Я ответил, что не известно, будет ли еще война, – ведь мистер Дэвис надеется сохранить мир. Но брат на это сказал:
– Не надо себя обманывать, янки будут драться, и будут драться отменно, а мистер Дэвис – болван, если он надеется сохранить мир.
– Все порядочные люди надеются на мир, – ответил я.
На это брат буркнул что-то нечленораздельное, а потом сказал:
– Нам, раз уж мы эту кашу заварили, нужен теперь не порядочный человек, а такой, который сможет победить. Такие тонкости, как совесть мистера Дэвиса, меня не интересуют.
После этих слов мы молча продолжали нашу прогулку, и я думал, что мистер Дэвис человек честный. Но на свете много честных людей, а мир наш катится прямо в бездну и в кровавый туман. И теперь, поздно ночью, когда я пишу эти строки в номере виксбергской гостиницы, я спрашиваю себя: «Какова же цена нашей добродетели? Да услышит Господь наши молитвы!»
Гилберт получил чин полковника кавалерии. Касс записался рядовым в стрелковый полк Миссисипи.
– Ты мог бы стать капитаном, – сказал Гилберт, – или даже майором. На это у тебя хватит ума. А его, – добавил он, – чертовски редко здесь встретишь.
Касс ответил, что предпочитает быть рядовым и «шагать в строю с солдатами». Но он не мог открыть брату причину, не мог сказать ему, что, хотя и пойдет в одном строю с солдатами и будет нести оружие, он никогда не посягнет на чужую жизнь.
«Я должен шагать вместе с теми, кто идет в строю, – пишет он в своем дневнике, – ибо это мои соотечественники, и я должен делить с ними все тяготы, сколько их будет отпущено.
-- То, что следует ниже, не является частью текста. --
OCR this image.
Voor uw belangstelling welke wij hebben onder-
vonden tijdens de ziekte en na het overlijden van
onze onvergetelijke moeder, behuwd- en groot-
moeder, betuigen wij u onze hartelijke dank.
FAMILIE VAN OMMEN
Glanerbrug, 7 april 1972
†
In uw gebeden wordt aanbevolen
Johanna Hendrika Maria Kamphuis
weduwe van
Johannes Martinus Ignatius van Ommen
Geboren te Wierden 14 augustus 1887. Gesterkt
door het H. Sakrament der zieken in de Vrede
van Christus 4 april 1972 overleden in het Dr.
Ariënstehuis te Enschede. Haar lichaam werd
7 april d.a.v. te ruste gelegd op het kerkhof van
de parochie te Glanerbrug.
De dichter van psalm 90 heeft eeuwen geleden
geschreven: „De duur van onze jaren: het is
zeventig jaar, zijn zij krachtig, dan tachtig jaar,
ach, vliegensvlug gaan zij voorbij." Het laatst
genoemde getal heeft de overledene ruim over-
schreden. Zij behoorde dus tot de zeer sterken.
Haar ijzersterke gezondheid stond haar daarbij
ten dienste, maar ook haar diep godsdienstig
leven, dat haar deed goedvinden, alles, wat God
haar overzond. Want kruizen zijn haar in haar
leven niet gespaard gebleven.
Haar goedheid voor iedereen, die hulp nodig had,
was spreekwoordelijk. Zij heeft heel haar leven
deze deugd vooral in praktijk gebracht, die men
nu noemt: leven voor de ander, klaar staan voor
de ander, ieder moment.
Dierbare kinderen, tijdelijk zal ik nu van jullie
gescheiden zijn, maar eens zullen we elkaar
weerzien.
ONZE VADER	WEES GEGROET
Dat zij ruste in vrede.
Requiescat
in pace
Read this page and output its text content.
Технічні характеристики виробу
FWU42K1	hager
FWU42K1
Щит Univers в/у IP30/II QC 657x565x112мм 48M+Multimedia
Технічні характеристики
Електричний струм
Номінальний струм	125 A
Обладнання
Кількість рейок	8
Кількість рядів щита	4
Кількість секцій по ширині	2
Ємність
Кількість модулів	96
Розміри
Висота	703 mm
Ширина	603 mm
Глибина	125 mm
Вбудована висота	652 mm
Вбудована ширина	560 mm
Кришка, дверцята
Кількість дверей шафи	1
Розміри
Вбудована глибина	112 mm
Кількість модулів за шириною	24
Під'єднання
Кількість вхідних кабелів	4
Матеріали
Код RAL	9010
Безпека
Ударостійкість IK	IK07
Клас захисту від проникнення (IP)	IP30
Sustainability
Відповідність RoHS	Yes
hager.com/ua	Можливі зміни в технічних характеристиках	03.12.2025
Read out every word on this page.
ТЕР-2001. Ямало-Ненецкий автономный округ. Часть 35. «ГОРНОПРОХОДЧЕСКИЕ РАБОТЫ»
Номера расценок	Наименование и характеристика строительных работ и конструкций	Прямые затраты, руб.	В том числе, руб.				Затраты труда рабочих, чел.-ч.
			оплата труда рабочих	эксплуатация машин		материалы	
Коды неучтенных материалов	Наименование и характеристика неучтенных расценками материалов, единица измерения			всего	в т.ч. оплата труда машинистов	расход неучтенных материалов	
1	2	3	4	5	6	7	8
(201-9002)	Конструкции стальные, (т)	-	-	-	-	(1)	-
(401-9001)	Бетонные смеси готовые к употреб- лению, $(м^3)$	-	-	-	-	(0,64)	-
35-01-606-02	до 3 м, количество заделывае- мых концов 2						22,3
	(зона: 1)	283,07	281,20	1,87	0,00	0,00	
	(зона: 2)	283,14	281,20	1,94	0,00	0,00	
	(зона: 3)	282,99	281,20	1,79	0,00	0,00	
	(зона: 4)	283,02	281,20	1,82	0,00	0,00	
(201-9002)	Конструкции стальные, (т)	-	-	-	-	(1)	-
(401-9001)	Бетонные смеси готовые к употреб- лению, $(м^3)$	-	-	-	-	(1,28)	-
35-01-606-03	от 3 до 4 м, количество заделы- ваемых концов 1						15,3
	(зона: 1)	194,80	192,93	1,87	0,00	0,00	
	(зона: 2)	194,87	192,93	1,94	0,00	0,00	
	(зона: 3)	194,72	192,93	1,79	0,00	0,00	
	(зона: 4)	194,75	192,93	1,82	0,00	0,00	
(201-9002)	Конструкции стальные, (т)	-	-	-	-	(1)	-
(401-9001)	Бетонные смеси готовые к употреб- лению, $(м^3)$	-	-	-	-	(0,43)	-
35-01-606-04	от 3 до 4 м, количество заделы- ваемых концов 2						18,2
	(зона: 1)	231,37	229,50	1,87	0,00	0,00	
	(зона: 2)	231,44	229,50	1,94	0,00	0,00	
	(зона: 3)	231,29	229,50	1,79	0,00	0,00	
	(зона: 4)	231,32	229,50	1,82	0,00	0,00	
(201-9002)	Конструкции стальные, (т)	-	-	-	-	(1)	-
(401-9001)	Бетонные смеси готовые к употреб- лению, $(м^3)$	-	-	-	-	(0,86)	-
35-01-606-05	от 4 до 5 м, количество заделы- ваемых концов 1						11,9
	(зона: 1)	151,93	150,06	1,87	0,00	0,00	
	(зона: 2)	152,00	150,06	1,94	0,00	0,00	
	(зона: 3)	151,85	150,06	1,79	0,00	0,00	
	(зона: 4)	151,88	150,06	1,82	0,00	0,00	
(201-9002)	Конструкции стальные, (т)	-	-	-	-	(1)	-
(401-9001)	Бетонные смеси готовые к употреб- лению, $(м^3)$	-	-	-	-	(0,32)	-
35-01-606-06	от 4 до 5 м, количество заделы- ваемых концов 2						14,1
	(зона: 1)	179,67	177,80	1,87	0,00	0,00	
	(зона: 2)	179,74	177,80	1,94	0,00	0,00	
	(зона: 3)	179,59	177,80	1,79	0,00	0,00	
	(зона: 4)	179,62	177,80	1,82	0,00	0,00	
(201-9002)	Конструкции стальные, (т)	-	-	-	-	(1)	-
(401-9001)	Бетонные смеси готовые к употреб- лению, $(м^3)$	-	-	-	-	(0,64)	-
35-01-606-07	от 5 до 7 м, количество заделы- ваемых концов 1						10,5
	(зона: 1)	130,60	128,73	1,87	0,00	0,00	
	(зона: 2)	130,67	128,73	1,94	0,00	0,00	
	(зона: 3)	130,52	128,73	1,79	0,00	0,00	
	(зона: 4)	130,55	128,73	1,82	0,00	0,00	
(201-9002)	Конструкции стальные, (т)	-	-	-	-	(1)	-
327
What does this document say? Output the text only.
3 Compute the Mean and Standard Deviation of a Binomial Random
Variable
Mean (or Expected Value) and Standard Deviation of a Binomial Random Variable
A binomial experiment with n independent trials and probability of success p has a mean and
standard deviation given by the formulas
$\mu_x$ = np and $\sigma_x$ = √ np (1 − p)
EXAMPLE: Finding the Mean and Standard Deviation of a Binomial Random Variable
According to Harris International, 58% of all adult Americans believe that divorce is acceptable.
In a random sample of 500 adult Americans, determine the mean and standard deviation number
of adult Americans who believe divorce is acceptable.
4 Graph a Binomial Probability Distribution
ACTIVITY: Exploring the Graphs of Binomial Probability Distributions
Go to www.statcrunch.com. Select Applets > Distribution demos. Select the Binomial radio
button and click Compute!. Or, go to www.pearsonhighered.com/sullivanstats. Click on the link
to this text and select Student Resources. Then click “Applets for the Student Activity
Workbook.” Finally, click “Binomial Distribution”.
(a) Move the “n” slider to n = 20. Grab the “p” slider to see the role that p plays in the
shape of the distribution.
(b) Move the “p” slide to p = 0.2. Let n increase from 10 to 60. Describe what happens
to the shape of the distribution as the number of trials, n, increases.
Но я не могу отнять жизнь у человека. Как посмею я, отнявший жизнь у своего друга, лишить жизни врага, раз я исчерпал свое право на кровопролитие?» И Касс отправился на войну, неся ружье, которое было для него лишь обузой, и на голой груди под серым мундиром – кольцо на веревочке, обручальное кольцо его друга, надетое ему на палец Аннабеллой Трайс той ночью в беседке, когда рука его лежала у нее на груди.
По зеленеющим полям – было начало апреля – он дошагал до церкви Шайло [15], а потом двинулся в лес за рекой. (В то время, должно быть, уже зацветали кизил и багряник.) В лесу у него над головой пел свинец, и земля покрывалась трупами; а на другой день он вышел из леса вместе с хмуро отступавшим войском и двинулся к Коринфу. Он был уверен, что не выйдет живым из боя. Но он остался жив и шагал по запруженной дороге «как во сне». Он пишет:
«Я почувствовал, что отныне всегда буду жить в этом сне». Сон повел его назад, в Теннесси. У Чикамоги, Ноксвилла, Чаттануги[16] и во множестве безымянных стычек пуля, которую он так ждал, его не нашла. При Чикамоге, когда его рота дрогнула под огнем противника и атака, казалось, захлебнется, он твердо шел вверх по склону, удивляясь своей неуязвимости. И солдаты перестроились, пошли за ним.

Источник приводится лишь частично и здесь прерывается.